The words and phrases Kendi identified are frequently used by politicians, the press and public figures. They have seeped into America’s vernacular, and most people do not understand their implications. Think of the meaning of each phrase he identifies:
- Law and order
- War on drugs
- Model minority
- Reverse discrimination
- Race-neutral
- Welfare queen
- Handout
- Tough on crime
- Personal responsibility
- Black-on-black crime
- Achievement gap
- No excuses
- Race card
- Colorblind
- Post-racial
- Illegal immigrant
- Obamacare
- War on cops
- Blue Lives Matter
- All Lives Matter
- Entitlements
- Voter fraud
- Economic anxiety
Many of these phrases became popular and began to be identifiable shortly after the civil rights struggles of the last century. They are familiar now and accepted. These phrases have changed slightly through the years, but their uses have now become the language of debate and discourse.
All of these phrases disingenuously depict black communities as suffering from some innate, genetic failure or are the result of poor, violent and culturally deprived communities. Not to deny the existence of violence in African-American communities, but the language does allow the argument to be made that most wounds are self-inflicted.
This use of coded language to describe the reasons for such dysfunction seeks to disguise its actual causes. The fact that this language of denial does exist demonstrates just how afraid of and how far American society has come from truth-telling.
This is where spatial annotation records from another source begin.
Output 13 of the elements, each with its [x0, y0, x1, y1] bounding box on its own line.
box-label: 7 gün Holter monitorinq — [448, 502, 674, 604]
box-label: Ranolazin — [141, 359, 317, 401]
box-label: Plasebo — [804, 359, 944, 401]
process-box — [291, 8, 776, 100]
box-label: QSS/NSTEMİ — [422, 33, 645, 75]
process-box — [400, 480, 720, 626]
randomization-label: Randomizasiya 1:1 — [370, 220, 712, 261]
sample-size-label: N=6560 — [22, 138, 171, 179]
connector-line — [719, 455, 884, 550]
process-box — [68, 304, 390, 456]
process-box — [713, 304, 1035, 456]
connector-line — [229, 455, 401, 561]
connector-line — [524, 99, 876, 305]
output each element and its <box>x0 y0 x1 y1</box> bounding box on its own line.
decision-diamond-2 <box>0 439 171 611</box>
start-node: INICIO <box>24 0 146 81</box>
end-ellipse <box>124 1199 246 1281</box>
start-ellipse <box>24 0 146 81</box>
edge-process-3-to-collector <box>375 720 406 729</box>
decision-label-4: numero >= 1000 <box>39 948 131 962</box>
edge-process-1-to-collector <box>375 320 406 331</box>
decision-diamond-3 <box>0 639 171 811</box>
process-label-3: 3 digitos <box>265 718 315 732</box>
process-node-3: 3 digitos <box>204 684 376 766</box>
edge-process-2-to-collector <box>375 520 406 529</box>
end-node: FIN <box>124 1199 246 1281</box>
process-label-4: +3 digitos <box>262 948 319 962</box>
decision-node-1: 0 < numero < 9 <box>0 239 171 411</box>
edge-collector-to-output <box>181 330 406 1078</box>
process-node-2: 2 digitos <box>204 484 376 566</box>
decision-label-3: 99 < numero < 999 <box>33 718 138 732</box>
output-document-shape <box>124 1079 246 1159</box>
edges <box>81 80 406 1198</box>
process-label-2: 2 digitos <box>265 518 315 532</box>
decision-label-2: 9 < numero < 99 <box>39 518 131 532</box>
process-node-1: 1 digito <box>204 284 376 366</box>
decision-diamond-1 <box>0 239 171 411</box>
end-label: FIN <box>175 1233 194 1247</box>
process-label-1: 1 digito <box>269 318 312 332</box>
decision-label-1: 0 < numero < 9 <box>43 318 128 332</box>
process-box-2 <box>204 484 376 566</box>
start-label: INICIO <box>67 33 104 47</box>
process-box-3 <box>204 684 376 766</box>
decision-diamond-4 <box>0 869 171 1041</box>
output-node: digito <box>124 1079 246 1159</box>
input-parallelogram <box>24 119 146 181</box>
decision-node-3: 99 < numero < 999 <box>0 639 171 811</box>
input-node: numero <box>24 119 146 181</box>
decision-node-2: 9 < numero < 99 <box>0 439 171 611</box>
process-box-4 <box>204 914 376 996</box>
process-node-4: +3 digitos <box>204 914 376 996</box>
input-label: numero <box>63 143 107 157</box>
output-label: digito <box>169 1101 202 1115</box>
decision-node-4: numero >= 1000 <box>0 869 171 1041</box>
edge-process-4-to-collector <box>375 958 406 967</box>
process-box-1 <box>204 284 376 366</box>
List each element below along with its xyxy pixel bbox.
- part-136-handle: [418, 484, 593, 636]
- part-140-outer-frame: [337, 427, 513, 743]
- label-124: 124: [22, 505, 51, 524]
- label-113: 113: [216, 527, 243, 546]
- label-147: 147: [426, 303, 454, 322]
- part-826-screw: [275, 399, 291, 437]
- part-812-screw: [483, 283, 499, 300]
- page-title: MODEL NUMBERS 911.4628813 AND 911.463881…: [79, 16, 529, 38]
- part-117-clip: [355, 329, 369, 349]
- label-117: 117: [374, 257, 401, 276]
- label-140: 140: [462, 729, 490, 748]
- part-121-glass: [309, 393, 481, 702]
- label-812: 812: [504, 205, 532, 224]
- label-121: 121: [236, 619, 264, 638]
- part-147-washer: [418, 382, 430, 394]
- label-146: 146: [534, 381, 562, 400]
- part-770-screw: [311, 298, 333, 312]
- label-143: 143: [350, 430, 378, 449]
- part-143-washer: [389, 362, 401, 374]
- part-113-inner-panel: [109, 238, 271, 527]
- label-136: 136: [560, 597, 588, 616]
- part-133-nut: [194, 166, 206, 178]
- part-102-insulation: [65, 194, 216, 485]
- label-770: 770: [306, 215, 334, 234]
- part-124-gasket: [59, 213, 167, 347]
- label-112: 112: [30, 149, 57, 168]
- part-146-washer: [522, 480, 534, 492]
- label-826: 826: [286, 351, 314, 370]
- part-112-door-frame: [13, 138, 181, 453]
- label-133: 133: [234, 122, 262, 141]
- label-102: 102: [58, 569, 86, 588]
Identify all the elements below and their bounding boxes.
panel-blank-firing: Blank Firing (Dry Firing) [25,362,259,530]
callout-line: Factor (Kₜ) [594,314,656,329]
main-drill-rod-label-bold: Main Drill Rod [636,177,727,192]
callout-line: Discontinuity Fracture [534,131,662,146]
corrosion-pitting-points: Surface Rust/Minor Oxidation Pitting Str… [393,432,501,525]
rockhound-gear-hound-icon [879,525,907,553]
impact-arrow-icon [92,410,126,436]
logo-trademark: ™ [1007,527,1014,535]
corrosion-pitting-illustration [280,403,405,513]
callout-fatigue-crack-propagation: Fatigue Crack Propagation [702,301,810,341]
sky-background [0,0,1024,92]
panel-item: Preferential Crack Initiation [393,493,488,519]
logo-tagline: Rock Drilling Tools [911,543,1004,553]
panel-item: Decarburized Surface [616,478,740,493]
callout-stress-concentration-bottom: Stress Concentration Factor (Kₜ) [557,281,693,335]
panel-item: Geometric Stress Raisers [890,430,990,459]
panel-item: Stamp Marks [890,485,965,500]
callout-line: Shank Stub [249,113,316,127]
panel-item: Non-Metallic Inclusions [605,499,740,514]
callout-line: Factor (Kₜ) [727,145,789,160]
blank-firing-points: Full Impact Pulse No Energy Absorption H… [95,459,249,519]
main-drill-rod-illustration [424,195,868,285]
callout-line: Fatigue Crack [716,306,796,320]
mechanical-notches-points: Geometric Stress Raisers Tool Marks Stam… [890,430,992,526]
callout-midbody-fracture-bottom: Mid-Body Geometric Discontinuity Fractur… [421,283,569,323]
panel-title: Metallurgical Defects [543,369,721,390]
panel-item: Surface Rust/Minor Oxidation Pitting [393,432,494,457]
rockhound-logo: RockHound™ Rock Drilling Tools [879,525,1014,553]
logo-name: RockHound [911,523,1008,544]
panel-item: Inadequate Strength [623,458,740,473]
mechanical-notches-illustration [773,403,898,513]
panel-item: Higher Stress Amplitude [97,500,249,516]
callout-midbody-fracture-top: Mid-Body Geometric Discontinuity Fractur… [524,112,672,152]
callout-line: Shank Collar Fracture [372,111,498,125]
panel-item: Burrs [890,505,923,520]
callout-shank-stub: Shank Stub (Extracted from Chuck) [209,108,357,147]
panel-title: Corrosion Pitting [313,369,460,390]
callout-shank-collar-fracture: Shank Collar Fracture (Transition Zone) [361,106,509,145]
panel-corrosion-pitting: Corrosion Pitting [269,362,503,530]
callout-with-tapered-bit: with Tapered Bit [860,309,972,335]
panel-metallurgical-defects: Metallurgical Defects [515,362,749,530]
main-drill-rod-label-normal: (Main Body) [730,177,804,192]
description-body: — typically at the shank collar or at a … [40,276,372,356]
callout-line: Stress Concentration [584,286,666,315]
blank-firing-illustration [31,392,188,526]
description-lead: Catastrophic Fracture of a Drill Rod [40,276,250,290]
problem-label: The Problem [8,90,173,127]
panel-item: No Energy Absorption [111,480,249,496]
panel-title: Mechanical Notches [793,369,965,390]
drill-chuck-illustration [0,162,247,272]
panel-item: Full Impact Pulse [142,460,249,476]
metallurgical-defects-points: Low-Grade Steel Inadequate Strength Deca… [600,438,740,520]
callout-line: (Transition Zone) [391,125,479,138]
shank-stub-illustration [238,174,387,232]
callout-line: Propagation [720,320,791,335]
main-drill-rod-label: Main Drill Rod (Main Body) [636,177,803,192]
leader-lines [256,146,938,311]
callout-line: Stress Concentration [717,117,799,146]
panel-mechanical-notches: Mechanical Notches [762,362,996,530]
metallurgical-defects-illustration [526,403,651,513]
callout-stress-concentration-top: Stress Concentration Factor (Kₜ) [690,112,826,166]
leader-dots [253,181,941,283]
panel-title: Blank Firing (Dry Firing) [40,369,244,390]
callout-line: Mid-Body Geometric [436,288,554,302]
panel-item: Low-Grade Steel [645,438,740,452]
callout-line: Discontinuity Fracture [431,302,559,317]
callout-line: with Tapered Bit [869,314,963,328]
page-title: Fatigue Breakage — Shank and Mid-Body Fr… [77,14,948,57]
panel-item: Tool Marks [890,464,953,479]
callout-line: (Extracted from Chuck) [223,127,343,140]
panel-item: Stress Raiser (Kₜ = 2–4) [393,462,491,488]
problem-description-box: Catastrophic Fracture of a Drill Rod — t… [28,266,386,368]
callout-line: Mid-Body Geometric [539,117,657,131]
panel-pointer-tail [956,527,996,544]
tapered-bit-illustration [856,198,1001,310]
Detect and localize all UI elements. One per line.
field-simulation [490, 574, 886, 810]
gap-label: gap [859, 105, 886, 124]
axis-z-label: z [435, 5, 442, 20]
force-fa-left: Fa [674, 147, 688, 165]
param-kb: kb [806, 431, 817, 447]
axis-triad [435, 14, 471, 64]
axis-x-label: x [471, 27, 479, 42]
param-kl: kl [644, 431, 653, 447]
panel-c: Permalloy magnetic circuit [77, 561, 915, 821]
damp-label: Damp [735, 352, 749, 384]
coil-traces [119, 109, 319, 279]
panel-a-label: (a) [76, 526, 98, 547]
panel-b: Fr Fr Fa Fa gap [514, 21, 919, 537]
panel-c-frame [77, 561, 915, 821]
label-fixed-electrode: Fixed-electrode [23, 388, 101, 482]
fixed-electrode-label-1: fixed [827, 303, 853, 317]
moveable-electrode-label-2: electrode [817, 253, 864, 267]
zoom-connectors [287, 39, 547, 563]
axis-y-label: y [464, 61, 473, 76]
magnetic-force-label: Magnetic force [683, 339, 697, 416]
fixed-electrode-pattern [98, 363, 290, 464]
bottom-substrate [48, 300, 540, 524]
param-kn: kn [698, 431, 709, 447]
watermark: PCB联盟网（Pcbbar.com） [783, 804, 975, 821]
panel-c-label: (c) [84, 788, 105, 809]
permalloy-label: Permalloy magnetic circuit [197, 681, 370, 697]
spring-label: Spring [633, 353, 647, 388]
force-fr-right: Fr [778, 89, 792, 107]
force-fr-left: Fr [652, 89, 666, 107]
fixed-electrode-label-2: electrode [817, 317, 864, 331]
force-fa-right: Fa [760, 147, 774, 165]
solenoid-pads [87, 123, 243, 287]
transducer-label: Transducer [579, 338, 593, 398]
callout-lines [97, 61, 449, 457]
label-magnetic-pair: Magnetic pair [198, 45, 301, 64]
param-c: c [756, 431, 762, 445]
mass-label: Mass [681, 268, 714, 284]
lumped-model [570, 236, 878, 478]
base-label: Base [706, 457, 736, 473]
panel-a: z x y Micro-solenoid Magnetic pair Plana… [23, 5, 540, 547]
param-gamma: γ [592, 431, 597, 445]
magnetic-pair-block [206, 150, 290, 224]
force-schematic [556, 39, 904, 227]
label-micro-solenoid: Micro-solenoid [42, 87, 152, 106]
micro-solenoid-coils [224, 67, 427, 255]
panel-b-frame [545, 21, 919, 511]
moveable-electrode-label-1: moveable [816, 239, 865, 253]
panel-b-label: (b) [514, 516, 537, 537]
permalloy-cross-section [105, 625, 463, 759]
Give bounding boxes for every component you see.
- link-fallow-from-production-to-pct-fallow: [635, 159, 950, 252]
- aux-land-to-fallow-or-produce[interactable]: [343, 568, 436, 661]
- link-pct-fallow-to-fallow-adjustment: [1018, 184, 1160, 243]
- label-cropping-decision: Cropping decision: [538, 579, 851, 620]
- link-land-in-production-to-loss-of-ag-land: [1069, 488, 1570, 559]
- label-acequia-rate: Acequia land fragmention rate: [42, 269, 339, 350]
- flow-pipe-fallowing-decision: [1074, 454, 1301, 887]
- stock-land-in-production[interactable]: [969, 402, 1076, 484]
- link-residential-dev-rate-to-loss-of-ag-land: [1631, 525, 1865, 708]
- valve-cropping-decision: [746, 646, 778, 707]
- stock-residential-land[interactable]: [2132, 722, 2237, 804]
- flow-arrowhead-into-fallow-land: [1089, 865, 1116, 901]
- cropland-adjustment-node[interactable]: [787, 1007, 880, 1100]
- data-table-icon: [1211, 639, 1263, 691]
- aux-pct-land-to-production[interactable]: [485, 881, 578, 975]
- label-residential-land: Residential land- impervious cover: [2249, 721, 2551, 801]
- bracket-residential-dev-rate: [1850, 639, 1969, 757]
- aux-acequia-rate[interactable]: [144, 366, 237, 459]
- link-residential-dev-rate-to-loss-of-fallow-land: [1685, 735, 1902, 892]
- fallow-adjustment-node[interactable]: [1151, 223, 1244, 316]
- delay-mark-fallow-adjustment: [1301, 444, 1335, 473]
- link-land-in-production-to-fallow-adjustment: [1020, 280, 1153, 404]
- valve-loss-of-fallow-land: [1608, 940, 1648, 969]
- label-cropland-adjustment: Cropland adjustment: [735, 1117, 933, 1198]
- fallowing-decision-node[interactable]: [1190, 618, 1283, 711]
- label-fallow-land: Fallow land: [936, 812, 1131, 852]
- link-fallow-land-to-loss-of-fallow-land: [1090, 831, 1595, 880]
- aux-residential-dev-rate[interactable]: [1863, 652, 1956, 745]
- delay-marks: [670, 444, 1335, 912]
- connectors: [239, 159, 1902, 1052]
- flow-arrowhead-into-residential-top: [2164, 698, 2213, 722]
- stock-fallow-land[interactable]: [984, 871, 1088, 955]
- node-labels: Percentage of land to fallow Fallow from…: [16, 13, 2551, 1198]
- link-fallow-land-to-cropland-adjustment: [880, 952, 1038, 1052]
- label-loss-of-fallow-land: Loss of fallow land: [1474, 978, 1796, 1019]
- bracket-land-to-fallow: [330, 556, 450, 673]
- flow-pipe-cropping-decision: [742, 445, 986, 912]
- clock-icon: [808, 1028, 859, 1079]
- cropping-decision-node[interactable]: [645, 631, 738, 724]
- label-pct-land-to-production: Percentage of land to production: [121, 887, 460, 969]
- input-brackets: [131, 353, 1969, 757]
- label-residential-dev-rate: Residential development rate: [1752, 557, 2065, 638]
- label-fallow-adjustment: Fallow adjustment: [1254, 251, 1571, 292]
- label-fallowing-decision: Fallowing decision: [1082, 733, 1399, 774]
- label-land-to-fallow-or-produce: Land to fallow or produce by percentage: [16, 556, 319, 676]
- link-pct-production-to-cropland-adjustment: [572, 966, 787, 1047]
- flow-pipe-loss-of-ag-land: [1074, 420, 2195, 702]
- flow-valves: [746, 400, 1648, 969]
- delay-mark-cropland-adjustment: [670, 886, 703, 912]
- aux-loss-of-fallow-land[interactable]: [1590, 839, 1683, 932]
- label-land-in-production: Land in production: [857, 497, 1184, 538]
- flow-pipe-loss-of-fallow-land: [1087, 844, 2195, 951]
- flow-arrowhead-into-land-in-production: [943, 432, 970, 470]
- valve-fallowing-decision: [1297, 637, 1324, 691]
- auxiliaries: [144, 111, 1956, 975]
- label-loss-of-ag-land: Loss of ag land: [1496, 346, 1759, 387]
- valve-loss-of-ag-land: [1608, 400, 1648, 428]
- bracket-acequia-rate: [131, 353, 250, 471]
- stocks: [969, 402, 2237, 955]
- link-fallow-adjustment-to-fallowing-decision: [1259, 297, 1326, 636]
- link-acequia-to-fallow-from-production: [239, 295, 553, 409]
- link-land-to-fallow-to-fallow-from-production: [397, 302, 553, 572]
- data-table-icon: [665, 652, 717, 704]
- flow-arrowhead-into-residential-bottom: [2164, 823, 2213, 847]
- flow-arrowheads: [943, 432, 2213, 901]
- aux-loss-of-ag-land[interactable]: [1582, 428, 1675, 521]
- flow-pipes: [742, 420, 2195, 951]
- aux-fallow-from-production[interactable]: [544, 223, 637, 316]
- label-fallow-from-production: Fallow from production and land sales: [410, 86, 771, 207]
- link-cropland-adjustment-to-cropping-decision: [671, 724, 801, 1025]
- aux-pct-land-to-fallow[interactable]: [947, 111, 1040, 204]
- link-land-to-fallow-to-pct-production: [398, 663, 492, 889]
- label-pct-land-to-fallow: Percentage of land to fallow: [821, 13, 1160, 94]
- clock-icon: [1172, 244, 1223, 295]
Listen to the way people speak. How often do we hear words that permit pernicious, hateful and derogatory comments to be made in public without using actual racist phrases that say what the speaker means?
Think of the phrase that is the constant drumbeat of racism: “America is a land of immigrants.” This phrase is not even half-true. Native Americans were here before the colonial Europeans.
Africans were forced to come here under “forced migration” and under the abysmal conditions of slavery. Yet, in a myriad of ways — talents and genius — African Americans built this nation.
For example, think of the lowly cotton ball, hand-picked in novel and inventive ways by black people for generations. If Southerners did not have forced free labor and Northerners had not financially benefit from the sale of cotton — from the forced free labor that picked it — American capitalism would probably not exist as we know it today.
We must carefully listen to the language being used to describe our present condition and its causes. We need to understand and reject the code.
Attorney Jacqueline Hubbard graduated from the Boston University Law School. She is currently the president of the St. Petersburg Branch of the Association for the Study of African American Life and History, Inc.